New Year’s Day is the most universally celebrated public holiday throughout the world. Across time zones and cultural divides, notwithstanding ideological and religious differences, people join together in welcoming the New Year. At the stroke of midnight, fireworks go off; noisemakers raise their din; and, revelers raise their glasses to wish each other good fortune and happiness.
Starting a new calendar on the first of January is more than marking off the passing of another year. It is an act of hope. We leave behind the conflicts and confusion, mistakes and mishaps of the past. We have a fresh start. Each new year is an opportunity to get right what we got wrong the previous year. It is a challenge to continue to build on the good that we have already accomplished.
At the stroke of midnight on New Year’s Eve, there are horns, cheers, shouts and fireworks. Sometime in the distant past, people actually believed that noise would chase away the evil spirits, who shun such a din. Today, we make those loud noises, not naively to scare off Satan and his minions, but enthusiastically to “make a joyful noise to the Lord” (Ps 98:4), because we can begin again.
From Times Square to Tokyo, from Bangkok to Bermuda, people greet the New Year, singing Robert Burns’ famous classic
Auld Lang Syne (loosely translated,
Times Gone By). The nostalgic words of this Scottish ballad do more than bid farewell to the past. The song’s rhetorical question “
Should auld acquaintance be forgot, and never brought to mind” is meant to be answered with a resounding “No.” The question is a graceful reminder to cherish the good friendships and relationships of the past. It is a reminder that we live in communion with others and that communion is deepened by remembering and treasuring the people in our lives.
How appropriate that the liturgy of the Church consecrates New Year’s Day to the Mother of God. In his Infancy narrative, St. Luke twice tells us that Mary kept remembering what God was doing in her life. In his account of the presentation of the 40 day old infant Jesus in the Temple, St. Luke says, “And Mary kept all these things, reflecting on them in her heart” (2:19). Again, when he recounts the finding of the twelve year old Jesus in the Temple after a three day search, St. Luke recalls that “his mother kept all these things in her heart” (2:51).
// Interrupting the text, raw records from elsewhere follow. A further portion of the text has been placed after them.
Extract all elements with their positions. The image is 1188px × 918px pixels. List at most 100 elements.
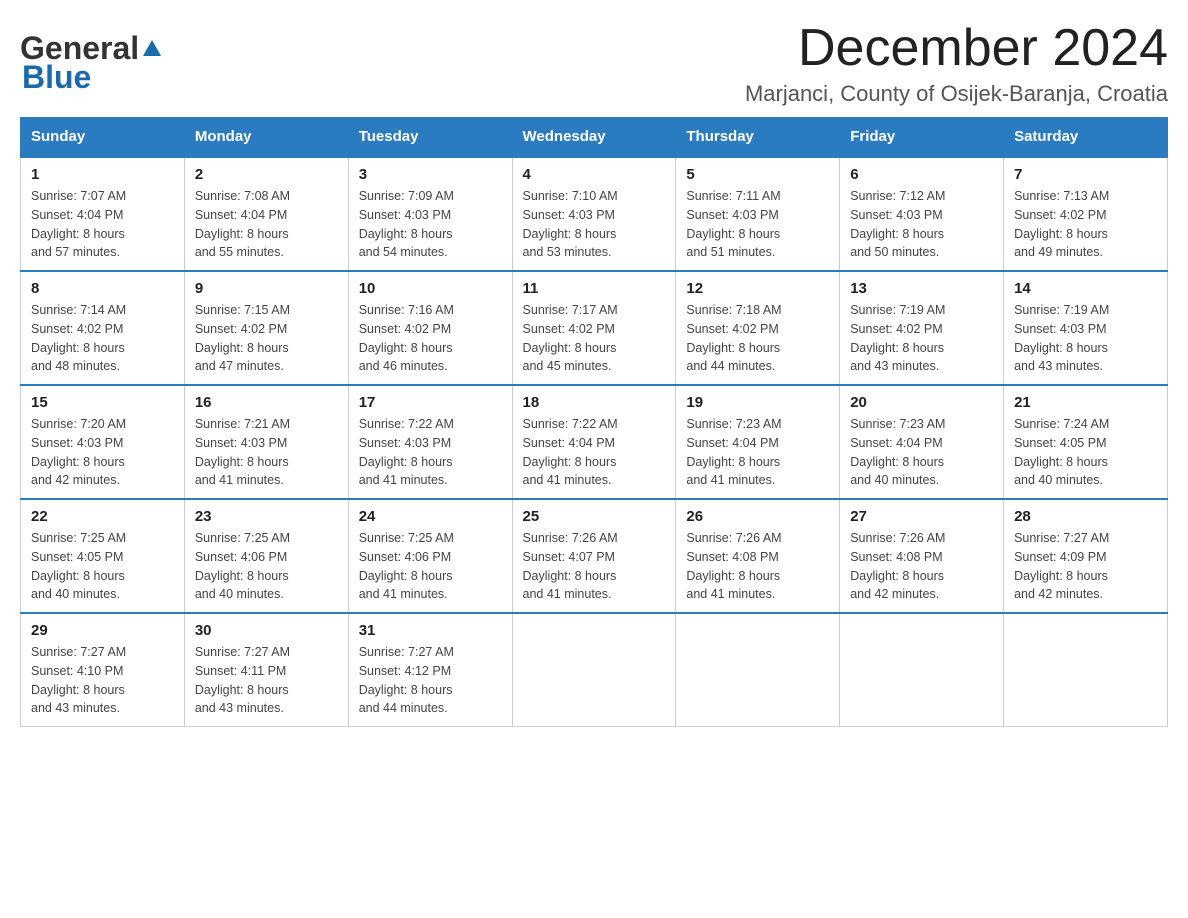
day-info-29: Sunrise: 7:27 AMSunset: 4:10 PMDaylight:… — [31, 643, 174, 718]
day-info-23: Sunrise: 7:25 AMSunset: 4:06 PMDaylight:… — [195, 529, 338, 604]
day-info-19: Sunrise: 7:23 AMSunset: 4:04 PMDaylight:… — [686, 415, 829, 490]
empty-cell-w4-d6 — [1004, 613, 1168, 727]
day-number-1: 1 — [31, 166, 174, 183]
header-wednesday: Wednesday — [512, 118, 676, 157]
day-number-3: 3 — [359, 166, 502, 183]
logo-triangle-icon — [141, 38, 163, 60]
day-info-17: Sunrise: 7:22 AMSunset: 4:03 PMDaylight:… — [359, 415, 502, 490]
day-info-22: Sunrise: 7:25 AMSunset: 4:05 PMDaylight:… — [31, 529, 174, 604]
day-cell-17: 17 Sunrise: 7:22 AMSunset: 4:03 PMDayligh… — [348, 385, 512, 499]
day-cell-27: 27Sunrise: 7:26 AMSunset: 4:08 PMDayligh… — [840, 499, 1004, 613]
day-info-28: Sunrise: 7:27 AMSunset: 4:09 PMDaylight:… — [1014, 529, 1157, 604]
day-info-24: Sunrise: 7:25 AMSunset: 4:06 PMDaylight:… — [359, 529, 502, 604]
day-number-9: 9 — [195, 280, 338, 297]
day-number-16: 16 — [195, 394, 338, 411]
day-number-4: 4 — [523, 166, 666, 183]
day-cell-20: 20 Sunrise: 7:23 AMSunset: 4:04 PMDayligh… — [840, 385, 1004, 499]
week-row-4: 22 Sunrise: 7:25 AMSunset: 4:05 PMDayligh… — [21, 499, 1168, 613]
page-header: General Blue December 2024 Marjanci, Cou… — [20, 20, 1168, 107]
location-subtitle: Marjanci, County of Osijek-Baranja, Croa… — [745, 81, 1168, 107]
day-cell-22: 22 Sunrise: 7:25 AMSunset: 4:05 PMDayligh… — [21, 499, 185, 613]
day-cell-29: 29 Sunrise: 7:27 AMSunset: 4:10 PMDayligh… — [21, 613, 185, 727]
day-info-13: Sunrise: 7:19 AMSunset: 4:02 PMDaylight:… — [850, 301, 993, 376]
day-number-26: 26 — [686, 508, 829, 525]
header-monday: Monday — [184, 118, 348, 157]
day-info-10: Sunrise: 7:16 AMSunset: 4:02 PMDaylight:… — [359, 301, 502, 376]
day-info-5: Sunrise: 7:11 AMSunset: 4:03 PMDaylight:… — [686, 187, 829, 262]
day-cell-13: 13 Sunrise: 7:19 AMSunset: 4:02 PMDayligh… — [840, 271, 1004, 385]
day-info-25: Sunrise: 7:26 AMSunset: 4:07 PMDaylight:… — [523, 529, 666, 604]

This detail of Mary’s keeping all things in her heart is of great significance.
Mary is the one who remembers. She is our perfect model for the New Year. As a woman of faith, Mary treasures God’s gifts to her. She reflects. She meditates. She tries to understand the deeper meaning of the people and events of her life. Most especially, she looks to understand Jesus, who is God’s gift of love to her in a special way. In fact, “no one has ever devoted himself to the contemplation of the face of Christ as faithfully as Mary” (Blessed John Paul II,
Rosarium Virginis Mariae, 11).
Mary did not always understand. But, trusting in God’s word to her, she believed (cf. Lk 1:45). Her faith led her to ponder the mystery of
God’s Son becoming
her son. At the Annunciation as well as at Jesus’ birth, Mary was not told all about God’s plan for Jesus. She had to grow in faith. She had to mature in trust. She had to learn to hope beyond appearances.
We do not always understand God’s ways with us. At times, we are confused. We question why God allows evil to touch us, disease to sap our bodies of strength or misfortune to rob us of our security. At times, we are astonished. We see the depth of God’s love in blessing us with family and friends, with faith and grace in his only-begotten Son.
At the beginning of the New Year, Mary teaches us to live the days and months ahead by turning our gaze from ourselves to Christ. Faith means treasuring and remembering at all times the bond of friendship that God has established in Jesus between himself and us. In so doing, we deepen our communion with him; we enter into a more loving relationship with others; and, we stay on the way that leads to peace for the New Year.